The gas unleashes its attack, launching the wall of death.

“No!” I scream.

The cloud moves like a wave, crashing over everything in its path. Birds squawk as they try to escape, only to hit the rotating sphere of air and be thrown in another direction. One’s wings fold as it’s flung into the cloud.

The second it’s hit by the gas, its body shrivels. It plummets to the ground.

“Run!” I scream at the top of my lungs, not caring who hears me. In the distance a few villagers exit their homes, marveling at the orange smoke.

I try to climb down from the ledge, but I only crash to the ground. There’s no way my legs will be fast enough. I have to use my magic. I have to move like Mâzeli.

“Èmí òkú, gba ààyé nínú mi—”

Four shadows of death twist from my hips like ribbons as I wrap my arms around Roën. I think of the way Mâzeli flew through the jungle as my shadows shoot forward.

Rocks crack as they dig into the mountain stone. An instant is all I have before my body lurches through the air, propelled by my shadows like a slingshot.

I grit my teeth, clutching Roën’s body as the world flies by. Mountains blur against the pale orange wall and I struggle not to inhale. As I’m propelled forward, the sky becomes the ground. I don’t have much time to orient myself before my descent. Though my magic wanes, I push again.

“Jáde nínú àwon òjìjí re. Yí padà láti owó mi.”

The wall of gas closes in as I swing through the mountain peaks with my shadows. Ibadan’s village center nears. The last place the toxic gas will hit. Landing there will buy us time, but where do we hide? If Nâo were here, we could dive into the lakes, wait in the water for the gas to dissipate—

The well!

I hone in on the circle of granite rock as the idea takes hold. Baba used to walk me there every morning, letting my legs dangle over his strong shoulders.

As more villagers spill into the streets, I know it’s our only shot. We have to get inside. Barricade ourselves and pray to our gods.

“The well!” I scream as the last shadow lowers me to the ground. “Get in the well!”

Feet thunder as the villagers follow my command. I drag Roën over the edge and hand his body off to those who’ve already climbed down.

“Come on!” I wave my hands as more people climb into the shelter. Hysteria transforms to honor as people push their spouses and children to the front. The wall of gas swirls like a storm, an endless orange cloud closing in from every direction.

There’s not enough time.

No matter what I do, they won’t all make it.

“Wait!”

The desperate plea rises above every other cry. I turn to find a woman with tears in her eyes. She pushes out her arms, frantic to save the baby in her hands.
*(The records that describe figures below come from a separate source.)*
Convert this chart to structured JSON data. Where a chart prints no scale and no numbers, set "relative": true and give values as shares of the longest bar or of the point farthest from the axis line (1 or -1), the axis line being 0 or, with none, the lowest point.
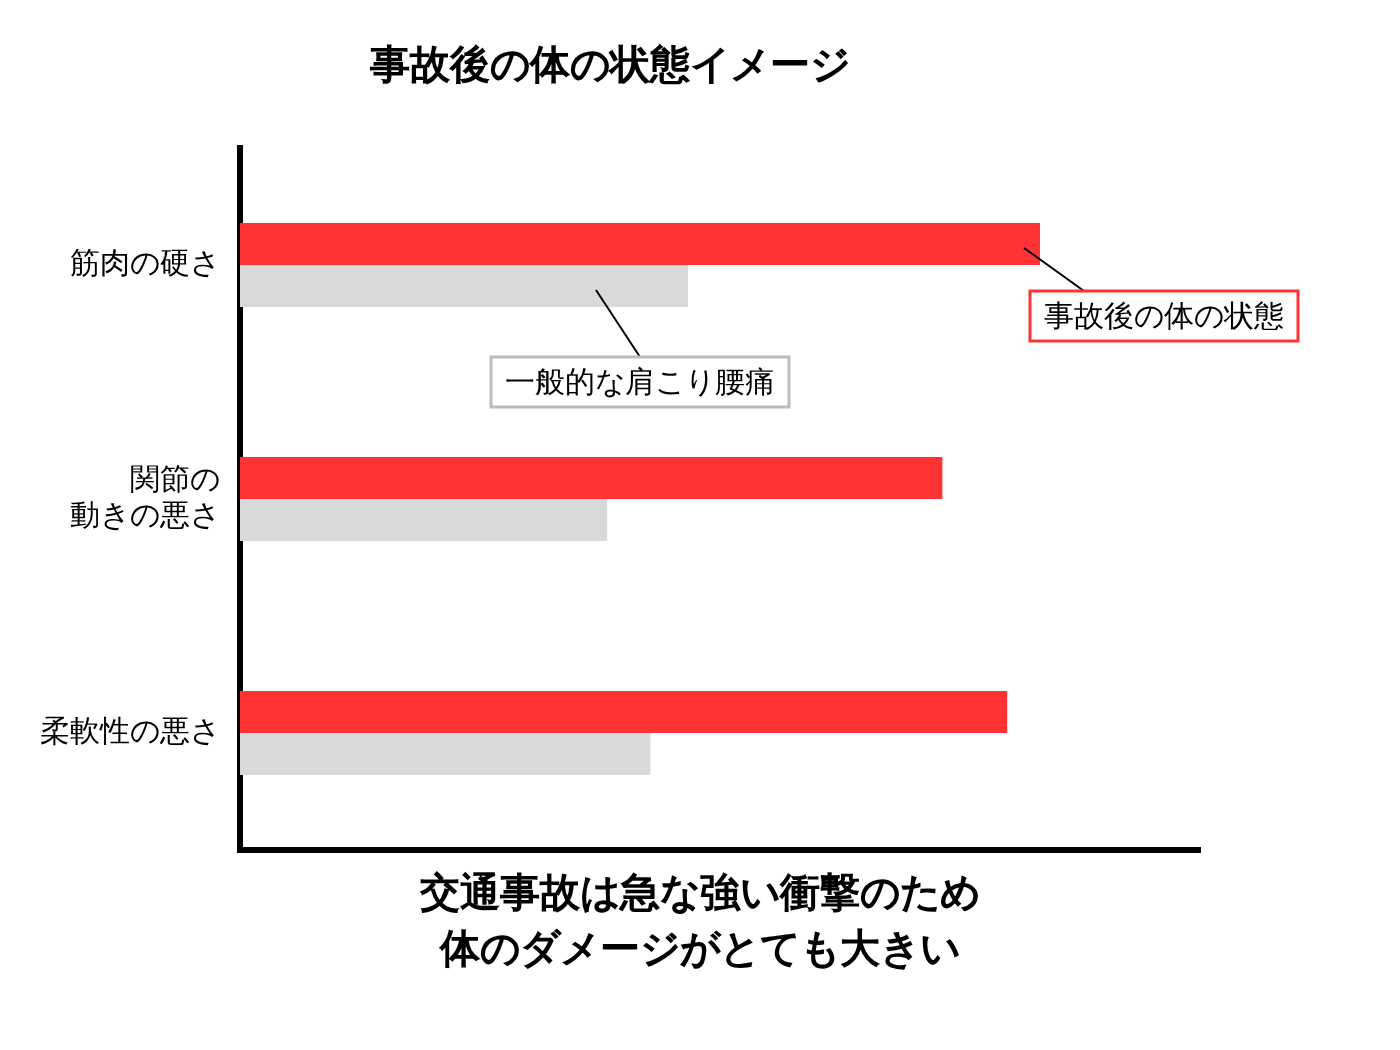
{
  "chart_data": {
    "type": "bar",
    "orientation": "horizontal",
    "relative": true,
    "title": "事故後の体の状態イメージ",
    "categories": [
      "筋肉の硬さ",
      "関節の動きの悪さ",
      "柔軟性の悪さ"
    ],
    "series": [
      {
        "name": "事故後の体の状態",
        "color": "#ff3333",
        "values": [
          1,
          0.878,
          0.959
        ]
      },
      {
        "name": "一般的な肩こり腰痛",
        "color": "#d9d9d9",
        "values": [
          0.56,
          0.459,
          0.513
        ]
      }
    ],
    "annotations": [
      "交通事故は急な強い衝撃のため体のダメージがとても大きい"
    ],
    "legend": false,
    "grid": false
  }
}
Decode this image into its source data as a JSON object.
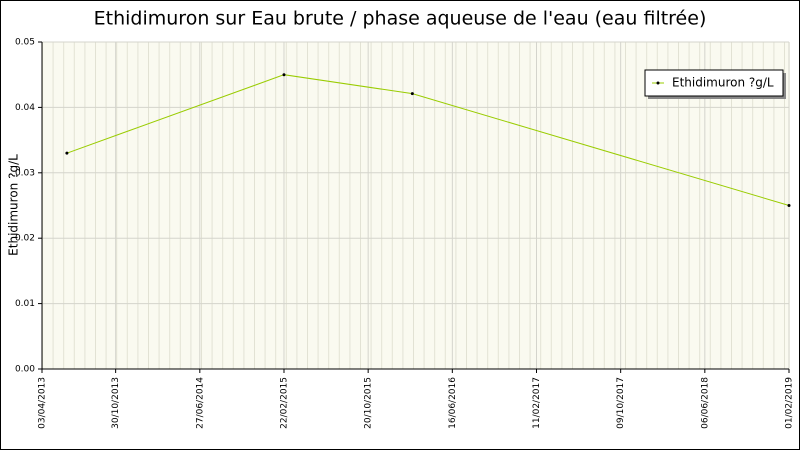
{
  "chart_data": {
    "type": "line",
    "title": "Ethidimuron sur Eau brute / phase aqueuse de l'eau (eau filtrée)",
    "y_label": "Ethidimuron ?g/L",
    "x": [
      "13/06/2013",
      "22/02/2015",
      "23/02/2016",
      "01/02/2019"
    ],
    "series": [
      {
        "name": "Ethidimuron ?g/L",
        "color": "#99cc00",
        "values": [
          0.033,
          0.045,
          0.0421,
          0.025
        ]
      }
    ],
    "xlim": [
      "03/04/2013",
      "01/02/2019"
    ],
    "xticks": [
      "03/04/2013",
      "30/10/2013",
      "27/06/2014",
      "22/02/2015",
      "20/10/2015",
      "16/06/2016",
      "11/02/2017",
      "09/10/2017",
      "06/06/2018",
      "01/02/2019"
    ],
    "ylim": [
      0,
      0.05
    ],
    "yticks": [
      {
        "value": 0,
        "label": "0.00"
      },
      0.01,
      0.02,
      0.03,
      0.04,
      0.05
    ],
    "grid": true,
    "legend": "top-right"
  }
}
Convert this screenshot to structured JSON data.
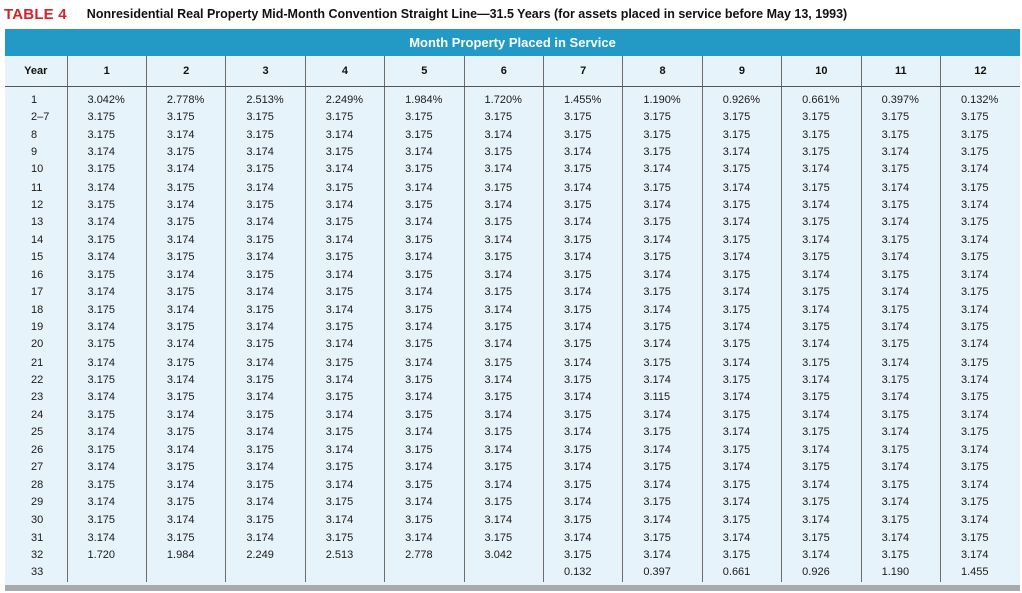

The gas is only seconds away. The woman cries out as it hits the back of her head. Blood shoots from her mouth on impact. Her skin shrivels as it turns black.

I see the moment she realizes that she won’t make it. The baby falls from her hands.

“Èmí òkú, gba ààyé nínú mi—”

It’s the fastest I’ve ever seen a spirit transform. The mother’s corpse doesn’t even hit the ground before the incantation allows her soul to course through me, granting me new shadows, new arms. They reach out, catching the baby before it can hit the ground.

The shadows retract as I pull the infant to my chest before the spirits transform.

They block off the top of the well as the gas howls overhead.